My putative interrogator was a smartly dressed, elderly man accompanied by his immaculately attired wife.  They were clearly enjoying a pre-dinner drink in the bar, which we had been using as an impromptu reading room until the arrival of a legion of better-dressed aperitif consumers had made us feel scruffy and caused us to retire to our cabin.  Or, at least, try to retire to our cabin.

I was intrigued to see where this conversation was going to lead us.

“Can you see that ship over there?”  He asked, getting to the nub of the thing.

I peered through the encroaching greyness of the North Sea sky and eventually spotted what I imagined he meant on the horizon.

“Yes” I replied (to do otherwise would have been unnecessarily cruel) “and there’s another over there.”  I pointed to a spot further to our right.
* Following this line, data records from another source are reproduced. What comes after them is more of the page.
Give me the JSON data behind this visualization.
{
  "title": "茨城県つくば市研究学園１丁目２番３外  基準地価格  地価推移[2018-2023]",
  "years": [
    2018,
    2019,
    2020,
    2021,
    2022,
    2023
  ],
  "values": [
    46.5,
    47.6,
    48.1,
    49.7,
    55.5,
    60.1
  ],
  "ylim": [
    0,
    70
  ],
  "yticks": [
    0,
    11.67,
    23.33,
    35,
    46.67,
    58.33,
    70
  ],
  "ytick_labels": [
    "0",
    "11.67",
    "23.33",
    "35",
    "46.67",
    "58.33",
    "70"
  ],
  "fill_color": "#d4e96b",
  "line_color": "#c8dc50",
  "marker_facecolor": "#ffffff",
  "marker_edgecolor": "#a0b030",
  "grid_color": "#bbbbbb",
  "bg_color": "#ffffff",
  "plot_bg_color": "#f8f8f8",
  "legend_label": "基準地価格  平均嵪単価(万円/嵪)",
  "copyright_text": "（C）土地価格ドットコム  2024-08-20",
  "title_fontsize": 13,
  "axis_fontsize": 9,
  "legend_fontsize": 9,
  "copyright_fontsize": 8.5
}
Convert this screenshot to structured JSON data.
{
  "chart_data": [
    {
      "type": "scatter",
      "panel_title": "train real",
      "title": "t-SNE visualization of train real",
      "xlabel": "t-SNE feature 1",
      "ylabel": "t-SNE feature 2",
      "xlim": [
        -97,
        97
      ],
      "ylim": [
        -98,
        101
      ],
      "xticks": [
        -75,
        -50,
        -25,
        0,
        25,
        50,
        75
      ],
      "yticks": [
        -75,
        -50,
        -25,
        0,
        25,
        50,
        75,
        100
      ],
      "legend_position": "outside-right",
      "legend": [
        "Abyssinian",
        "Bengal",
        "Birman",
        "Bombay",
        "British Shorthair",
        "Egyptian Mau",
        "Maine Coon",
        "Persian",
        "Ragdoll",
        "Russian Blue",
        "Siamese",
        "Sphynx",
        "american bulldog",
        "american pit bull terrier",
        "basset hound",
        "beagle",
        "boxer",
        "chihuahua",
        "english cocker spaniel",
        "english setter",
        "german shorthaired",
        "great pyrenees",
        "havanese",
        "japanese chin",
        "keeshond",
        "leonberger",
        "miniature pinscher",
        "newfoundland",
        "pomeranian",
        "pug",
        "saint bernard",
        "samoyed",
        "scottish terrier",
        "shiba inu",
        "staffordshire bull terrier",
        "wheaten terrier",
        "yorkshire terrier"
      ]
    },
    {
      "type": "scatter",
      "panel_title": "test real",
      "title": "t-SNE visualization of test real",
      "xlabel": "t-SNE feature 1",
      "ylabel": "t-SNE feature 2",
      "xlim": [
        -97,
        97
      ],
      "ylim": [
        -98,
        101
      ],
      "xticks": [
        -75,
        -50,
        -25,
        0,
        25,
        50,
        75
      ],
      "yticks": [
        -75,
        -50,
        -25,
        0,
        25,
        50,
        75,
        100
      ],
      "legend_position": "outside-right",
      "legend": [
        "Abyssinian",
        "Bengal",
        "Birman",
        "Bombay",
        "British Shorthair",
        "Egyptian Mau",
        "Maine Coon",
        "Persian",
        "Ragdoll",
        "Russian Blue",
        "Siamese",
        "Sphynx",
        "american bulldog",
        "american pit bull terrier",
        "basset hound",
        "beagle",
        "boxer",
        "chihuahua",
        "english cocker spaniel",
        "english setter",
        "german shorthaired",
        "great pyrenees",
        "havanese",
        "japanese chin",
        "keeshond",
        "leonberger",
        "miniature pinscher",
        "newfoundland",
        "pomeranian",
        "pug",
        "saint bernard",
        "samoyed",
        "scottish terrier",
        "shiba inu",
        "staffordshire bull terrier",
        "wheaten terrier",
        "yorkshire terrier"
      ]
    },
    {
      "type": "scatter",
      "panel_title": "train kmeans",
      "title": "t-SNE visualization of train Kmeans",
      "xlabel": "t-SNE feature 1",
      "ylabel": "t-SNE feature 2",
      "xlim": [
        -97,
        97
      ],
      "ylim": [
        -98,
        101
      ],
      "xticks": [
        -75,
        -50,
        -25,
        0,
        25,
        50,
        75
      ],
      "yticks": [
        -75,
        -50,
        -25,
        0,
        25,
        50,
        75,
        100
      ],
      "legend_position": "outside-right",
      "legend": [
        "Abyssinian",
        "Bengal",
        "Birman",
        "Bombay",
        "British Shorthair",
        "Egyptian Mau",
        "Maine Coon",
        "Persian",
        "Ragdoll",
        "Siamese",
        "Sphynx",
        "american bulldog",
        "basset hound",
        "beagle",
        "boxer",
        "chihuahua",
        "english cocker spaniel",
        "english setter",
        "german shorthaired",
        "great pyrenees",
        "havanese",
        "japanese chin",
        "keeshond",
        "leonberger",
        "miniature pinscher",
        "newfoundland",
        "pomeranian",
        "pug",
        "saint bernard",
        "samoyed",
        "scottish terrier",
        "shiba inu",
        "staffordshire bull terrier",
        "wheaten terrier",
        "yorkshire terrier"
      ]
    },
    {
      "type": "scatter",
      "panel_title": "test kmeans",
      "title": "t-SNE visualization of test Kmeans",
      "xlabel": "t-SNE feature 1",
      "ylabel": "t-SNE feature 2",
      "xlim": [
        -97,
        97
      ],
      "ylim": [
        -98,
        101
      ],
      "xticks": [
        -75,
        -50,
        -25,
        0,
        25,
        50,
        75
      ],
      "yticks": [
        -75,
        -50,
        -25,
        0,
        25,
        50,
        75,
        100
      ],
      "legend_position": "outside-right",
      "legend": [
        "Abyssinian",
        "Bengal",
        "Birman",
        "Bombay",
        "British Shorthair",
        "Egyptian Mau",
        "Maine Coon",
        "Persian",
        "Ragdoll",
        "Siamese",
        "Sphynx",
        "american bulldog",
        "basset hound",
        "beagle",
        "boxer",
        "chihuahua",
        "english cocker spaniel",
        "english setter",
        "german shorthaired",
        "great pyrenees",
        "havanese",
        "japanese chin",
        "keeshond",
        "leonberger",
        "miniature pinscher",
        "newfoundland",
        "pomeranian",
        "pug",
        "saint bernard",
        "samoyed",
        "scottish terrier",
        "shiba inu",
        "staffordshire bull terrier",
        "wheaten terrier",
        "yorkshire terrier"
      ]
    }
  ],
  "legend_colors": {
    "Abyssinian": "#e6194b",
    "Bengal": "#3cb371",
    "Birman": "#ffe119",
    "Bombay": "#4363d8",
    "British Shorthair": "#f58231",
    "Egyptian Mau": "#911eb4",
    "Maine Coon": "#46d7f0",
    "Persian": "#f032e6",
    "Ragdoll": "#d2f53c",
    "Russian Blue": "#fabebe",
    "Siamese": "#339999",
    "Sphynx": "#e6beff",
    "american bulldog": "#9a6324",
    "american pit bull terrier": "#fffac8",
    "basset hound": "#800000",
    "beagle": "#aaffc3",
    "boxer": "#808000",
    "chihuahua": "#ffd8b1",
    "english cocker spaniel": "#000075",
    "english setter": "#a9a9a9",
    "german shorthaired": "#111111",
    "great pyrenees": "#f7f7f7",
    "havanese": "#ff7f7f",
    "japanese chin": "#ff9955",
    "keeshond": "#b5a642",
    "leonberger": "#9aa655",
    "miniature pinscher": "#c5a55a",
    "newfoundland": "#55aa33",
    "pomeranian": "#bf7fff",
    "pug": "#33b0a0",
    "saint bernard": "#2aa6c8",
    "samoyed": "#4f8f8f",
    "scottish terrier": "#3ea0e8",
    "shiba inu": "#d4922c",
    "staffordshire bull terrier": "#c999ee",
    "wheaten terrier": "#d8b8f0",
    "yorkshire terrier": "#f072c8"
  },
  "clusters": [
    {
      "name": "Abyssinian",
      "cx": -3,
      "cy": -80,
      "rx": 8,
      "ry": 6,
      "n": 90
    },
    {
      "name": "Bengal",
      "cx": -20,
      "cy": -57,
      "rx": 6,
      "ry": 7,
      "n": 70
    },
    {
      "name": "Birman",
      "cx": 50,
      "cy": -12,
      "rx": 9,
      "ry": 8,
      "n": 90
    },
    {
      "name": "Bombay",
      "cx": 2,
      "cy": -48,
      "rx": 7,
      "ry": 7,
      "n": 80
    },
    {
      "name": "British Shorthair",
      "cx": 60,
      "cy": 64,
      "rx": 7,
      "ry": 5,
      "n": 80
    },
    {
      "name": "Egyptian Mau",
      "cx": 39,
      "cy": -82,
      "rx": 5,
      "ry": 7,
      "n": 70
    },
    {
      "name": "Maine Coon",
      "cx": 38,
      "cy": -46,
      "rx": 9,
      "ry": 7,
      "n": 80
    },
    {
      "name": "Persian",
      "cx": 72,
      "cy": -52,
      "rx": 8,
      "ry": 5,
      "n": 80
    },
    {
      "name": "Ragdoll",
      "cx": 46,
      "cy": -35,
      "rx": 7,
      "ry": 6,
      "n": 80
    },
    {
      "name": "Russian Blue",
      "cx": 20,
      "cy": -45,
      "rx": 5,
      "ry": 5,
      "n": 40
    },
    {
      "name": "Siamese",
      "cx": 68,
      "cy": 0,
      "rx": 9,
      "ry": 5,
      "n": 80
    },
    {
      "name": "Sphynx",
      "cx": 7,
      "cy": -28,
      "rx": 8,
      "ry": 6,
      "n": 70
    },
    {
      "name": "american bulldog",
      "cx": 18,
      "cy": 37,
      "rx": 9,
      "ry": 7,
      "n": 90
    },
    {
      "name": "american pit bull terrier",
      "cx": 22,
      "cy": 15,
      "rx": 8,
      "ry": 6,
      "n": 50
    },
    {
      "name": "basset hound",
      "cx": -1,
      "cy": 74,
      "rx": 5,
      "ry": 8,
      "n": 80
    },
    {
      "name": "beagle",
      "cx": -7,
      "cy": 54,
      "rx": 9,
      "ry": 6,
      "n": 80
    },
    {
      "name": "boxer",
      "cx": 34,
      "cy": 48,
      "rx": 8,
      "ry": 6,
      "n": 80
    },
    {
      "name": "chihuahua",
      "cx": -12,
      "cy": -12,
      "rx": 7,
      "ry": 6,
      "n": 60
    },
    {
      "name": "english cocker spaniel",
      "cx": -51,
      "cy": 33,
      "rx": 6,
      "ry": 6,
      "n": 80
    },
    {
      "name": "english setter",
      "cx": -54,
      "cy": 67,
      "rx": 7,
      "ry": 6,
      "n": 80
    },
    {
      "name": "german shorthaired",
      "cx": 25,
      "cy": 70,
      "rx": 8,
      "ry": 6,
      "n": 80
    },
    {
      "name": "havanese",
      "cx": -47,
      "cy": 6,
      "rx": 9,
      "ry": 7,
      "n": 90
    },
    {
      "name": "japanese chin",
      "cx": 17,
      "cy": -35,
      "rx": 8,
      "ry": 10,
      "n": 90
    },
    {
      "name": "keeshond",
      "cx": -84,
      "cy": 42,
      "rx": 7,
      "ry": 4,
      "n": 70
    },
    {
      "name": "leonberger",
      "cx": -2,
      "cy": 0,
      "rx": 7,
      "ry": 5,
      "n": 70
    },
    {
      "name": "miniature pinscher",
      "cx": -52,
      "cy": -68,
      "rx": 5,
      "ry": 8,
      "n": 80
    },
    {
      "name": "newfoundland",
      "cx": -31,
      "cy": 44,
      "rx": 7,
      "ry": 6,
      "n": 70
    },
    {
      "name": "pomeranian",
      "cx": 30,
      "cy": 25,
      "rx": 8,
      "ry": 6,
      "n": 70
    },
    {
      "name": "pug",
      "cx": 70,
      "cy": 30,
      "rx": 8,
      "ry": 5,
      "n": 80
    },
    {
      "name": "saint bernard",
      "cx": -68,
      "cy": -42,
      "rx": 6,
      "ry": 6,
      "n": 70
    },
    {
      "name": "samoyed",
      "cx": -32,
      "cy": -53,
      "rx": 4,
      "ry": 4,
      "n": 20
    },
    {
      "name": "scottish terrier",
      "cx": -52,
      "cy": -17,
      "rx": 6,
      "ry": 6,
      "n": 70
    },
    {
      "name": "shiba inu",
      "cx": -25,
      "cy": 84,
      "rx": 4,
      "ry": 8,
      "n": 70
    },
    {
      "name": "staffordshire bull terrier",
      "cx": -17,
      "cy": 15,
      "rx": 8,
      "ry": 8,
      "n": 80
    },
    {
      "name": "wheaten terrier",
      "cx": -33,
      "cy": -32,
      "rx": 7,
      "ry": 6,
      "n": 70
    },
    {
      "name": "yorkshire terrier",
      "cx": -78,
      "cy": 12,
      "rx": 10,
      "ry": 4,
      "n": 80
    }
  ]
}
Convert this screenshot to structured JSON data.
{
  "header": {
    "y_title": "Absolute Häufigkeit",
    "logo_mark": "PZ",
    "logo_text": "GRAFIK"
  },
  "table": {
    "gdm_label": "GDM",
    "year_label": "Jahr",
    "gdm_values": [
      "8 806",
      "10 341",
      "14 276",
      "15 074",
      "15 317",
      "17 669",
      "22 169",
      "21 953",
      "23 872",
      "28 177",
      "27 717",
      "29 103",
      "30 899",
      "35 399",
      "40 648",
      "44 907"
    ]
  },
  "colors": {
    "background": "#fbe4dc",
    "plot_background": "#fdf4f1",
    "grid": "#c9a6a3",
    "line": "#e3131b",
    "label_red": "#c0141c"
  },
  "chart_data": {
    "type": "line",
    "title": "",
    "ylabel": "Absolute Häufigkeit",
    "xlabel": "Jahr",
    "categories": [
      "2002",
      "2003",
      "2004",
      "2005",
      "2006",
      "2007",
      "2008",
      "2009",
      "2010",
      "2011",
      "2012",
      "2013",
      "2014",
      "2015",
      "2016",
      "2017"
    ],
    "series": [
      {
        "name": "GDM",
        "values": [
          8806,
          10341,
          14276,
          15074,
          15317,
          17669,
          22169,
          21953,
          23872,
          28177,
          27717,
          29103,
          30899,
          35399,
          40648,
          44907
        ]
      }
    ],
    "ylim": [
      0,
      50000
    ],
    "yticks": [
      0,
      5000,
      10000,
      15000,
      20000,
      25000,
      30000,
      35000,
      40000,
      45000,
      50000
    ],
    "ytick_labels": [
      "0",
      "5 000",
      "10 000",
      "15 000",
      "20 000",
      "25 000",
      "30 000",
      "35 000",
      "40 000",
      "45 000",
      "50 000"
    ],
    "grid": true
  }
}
“Thank you” he responded, with considerable relief, “she wouldn’t believe me” he nodded toward his wife.

“I couldn’t see them.”  His wife countered in defence.

It’s at times like this that you feel as if you have slipped into a floating Home for the Bewildered.  This, and the sleeping.

I suppose that having spent 9 months sloshing about in amniotic fluid, it is hardly surprising if even the best of us find the gentle rolling of the ship to be somewhat soporific.  Nevertheless, it is a little disconcerting to look about you and realise that everyone in your row of seats is dozing peacefully whilst also holding a book in their hands.  From time to time, inevitably, a book (or e-reader) will crash to the floor, causing a rude awakening.  More often, though, the slumberer will wake, look furtively around to see if anyone’s noticed their unconsciousness, and return to the act of reading as if nothing had happened.  I particularly like those who are clearly under the impression that they have only shut their eyes for a fraction of a second, who pick up their reading as if there has been only the briefest of interruptions, despite the fact that their jaw dropped open about twenty minutes ago and  there has been a succession of snores ever since.


They say that, in Eastbourne, they prop their dead up in bus shelters.  Here, I’m convinced you could hide a corpse for days in a comfy chair with a book, and no-one would ever notice.  Now there’s a thought!